Por Liszt Vieira* – publicado na revista Eco21 – 

Todas as religiões que acreditam num Deus transcendente afirmam que o homem foi criado à imagem de Deus para cuidar de seu semelhante e da casa comum, a natureza. E as tradições religiosas com visão imanente de Deus também defendem a proteção do meio ambiente numa visão integrada do homem com a natureza.

Grandes líderes religiosos se destacaram na defesa da proteção ambiental. Por exemplo, o Dalai Lama e, principalmente, o Papa Francisco, com sua extraordinária Encíclica Laudato Si.

A ruptura dessa visão integrada homem-natureza deu-se, depois do Renascimento, pela forte influência do cartesianismo a partir do Século 17 em diante. Descartes afirmou que o homem é o senhor e mestre da natureza.  O homem é o sujeito, a natureza o objeto. A visão antropocêntrica moderna trouxe avanços científicos notáveis com o “desencantamento do mundo”, na expressão de Max Weber, mas abandonou a visão holística que existiu na Antiguidade Grega desde os pré-socráticos. O homem e a natureza eram vistos como um conjunto inseparável, a Physis.

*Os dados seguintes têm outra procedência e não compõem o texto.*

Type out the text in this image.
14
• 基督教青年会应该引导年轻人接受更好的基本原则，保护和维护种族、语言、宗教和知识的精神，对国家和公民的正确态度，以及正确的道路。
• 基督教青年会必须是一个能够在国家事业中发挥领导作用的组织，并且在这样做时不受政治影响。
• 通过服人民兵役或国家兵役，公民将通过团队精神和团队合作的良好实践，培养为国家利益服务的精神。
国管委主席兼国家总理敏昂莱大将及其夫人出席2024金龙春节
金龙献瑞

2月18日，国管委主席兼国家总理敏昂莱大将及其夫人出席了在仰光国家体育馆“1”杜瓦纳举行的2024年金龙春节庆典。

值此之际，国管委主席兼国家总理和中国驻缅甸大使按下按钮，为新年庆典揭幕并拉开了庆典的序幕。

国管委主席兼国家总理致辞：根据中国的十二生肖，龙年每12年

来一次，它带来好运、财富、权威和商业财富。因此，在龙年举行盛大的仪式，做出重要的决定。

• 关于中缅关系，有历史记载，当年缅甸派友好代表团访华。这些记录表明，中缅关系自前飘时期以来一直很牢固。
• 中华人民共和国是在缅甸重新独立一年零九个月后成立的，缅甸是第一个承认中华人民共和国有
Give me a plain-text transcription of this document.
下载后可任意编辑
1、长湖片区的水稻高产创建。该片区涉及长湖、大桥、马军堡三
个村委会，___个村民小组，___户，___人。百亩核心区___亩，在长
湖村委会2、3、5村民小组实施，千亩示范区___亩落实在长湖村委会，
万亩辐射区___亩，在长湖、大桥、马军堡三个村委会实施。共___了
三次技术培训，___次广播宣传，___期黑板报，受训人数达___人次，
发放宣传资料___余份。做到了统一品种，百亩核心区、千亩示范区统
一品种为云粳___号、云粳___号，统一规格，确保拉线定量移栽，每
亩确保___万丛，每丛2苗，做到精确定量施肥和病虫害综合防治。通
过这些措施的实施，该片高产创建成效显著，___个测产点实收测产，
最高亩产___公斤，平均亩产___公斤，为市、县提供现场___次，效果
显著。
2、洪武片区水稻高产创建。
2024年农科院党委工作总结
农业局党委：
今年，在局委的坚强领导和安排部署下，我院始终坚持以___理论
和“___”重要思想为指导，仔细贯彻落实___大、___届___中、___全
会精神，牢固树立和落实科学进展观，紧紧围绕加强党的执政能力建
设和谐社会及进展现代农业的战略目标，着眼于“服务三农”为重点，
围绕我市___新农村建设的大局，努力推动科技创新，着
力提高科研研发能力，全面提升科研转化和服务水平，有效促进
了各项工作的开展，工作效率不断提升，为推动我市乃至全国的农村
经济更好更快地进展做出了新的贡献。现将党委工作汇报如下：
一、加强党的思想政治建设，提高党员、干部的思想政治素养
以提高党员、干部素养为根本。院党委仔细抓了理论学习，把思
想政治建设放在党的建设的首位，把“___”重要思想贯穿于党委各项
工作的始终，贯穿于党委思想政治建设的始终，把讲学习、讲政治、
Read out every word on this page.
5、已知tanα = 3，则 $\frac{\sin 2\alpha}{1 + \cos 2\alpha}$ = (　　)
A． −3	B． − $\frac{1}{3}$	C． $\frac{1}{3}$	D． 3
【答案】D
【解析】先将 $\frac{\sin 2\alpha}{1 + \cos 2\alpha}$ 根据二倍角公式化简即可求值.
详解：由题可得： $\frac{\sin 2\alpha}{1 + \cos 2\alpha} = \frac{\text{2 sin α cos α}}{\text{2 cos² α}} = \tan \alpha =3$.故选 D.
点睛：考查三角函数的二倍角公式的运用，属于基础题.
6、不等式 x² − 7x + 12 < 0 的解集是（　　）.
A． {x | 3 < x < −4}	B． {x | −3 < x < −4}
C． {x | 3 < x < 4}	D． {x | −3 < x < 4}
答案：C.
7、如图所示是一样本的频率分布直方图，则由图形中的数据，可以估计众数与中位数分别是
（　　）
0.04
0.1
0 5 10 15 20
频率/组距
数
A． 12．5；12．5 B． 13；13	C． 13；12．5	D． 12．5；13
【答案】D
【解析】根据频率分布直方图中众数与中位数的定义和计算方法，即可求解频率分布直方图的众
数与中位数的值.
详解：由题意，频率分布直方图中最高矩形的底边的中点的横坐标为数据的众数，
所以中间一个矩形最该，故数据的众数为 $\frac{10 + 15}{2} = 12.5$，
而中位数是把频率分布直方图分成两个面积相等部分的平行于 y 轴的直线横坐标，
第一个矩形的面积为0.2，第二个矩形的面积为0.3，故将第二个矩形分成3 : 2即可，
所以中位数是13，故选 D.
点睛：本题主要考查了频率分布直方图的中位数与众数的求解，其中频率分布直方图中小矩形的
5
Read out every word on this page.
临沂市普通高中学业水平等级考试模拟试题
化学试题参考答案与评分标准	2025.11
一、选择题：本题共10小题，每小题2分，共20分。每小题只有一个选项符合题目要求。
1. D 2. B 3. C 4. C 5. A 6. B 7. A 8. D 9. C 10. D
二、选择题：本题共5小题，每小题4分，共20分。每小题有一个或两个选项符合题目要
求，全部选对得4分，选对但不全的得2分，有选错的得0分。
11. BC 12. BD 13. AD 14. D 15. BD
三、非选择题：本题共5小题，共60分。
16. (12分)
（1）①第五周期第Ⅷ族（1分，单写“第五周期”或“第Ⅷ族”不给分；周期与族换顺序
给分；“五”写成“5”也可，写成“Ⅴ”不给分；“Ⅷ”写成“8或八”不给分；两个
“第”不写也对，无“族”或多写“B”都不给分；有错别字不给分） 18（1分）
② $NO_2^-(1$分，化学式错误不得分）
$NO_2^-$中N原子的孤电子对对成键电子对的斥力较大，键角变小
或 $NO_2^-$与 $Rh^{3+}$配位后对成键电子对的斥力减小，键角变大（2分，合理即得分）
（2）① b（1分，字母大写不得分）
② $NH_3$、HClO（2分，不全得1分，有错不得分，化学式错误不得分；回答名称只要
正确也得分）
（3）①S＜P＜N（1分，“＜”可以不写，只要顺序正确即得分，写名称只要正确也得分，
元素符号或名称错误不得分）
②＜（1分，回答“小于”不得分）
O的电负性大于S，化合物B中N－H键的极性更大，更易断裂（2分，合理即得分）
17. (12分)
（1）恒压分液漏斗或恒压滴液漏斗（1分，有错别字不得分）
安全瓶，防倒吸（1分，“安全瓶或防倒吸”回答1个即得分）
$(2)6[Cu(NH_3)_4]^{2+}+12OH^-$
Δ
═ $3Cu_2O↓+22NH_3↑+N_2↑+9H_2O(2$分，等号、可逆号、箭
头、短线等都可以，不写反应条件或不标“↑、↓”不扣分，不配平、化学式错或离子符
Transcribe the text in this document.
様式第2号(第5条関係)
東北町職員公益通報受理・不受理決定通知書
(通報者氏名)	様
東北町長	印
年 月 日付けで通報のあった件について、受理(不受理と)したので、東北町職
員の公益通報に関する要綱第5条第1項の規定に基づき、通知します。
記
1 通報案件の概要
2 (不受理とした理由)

Essa visão integrada do homem com a natureza da Grécia Antiga transformou-se, na Modernidade, numa visão mecanicista e reducionista. O modelo de Ciência daí decorrente predominou até o Século XX e acabou se esgotando por suas próprias limitações. Hoje, a teoria dos sistemas, a física quântica, a termodinâmica e o pensamento complexo abriram perspectivas para uma nova forma de Ciência que reaproxima o ser humano da natureza. O ponto de vista sistêmico da antiga Physis grega e das tradições religiosas ressurge nos sistemas ambientais.

A Questão Ambiental surge a partir da Revolução Industrial e seu impacto na natureza. Mas não foi percebida no Século 19. Os grandes pensadores que influenciaram as ideologias que predominaram no Século 20 – o liberalismo, o utilitarismo empirista e o socialismo – como Adam Smith, David Hume/Stuart Mill, e Karl Marx, principalmente, não analisaram o meio ambiente como uma questão em si.

O Século 20 esteve ocupado com duas Guerras Mundiais, a Primeira Guerra de 1914 a 1918, e a Segunda Guerra de 1939 a 1945. Só na segunda metade do século é que a destruição ambiental foi percebida como um problema real. Ainda assim, foi rejeitada pelos partidos políticos, de direita ou esquerda, que não aceitaram a existência de uma questão ambiental, pois só enxergavam o problema econômico ou social desligado de seu impacto ambiental.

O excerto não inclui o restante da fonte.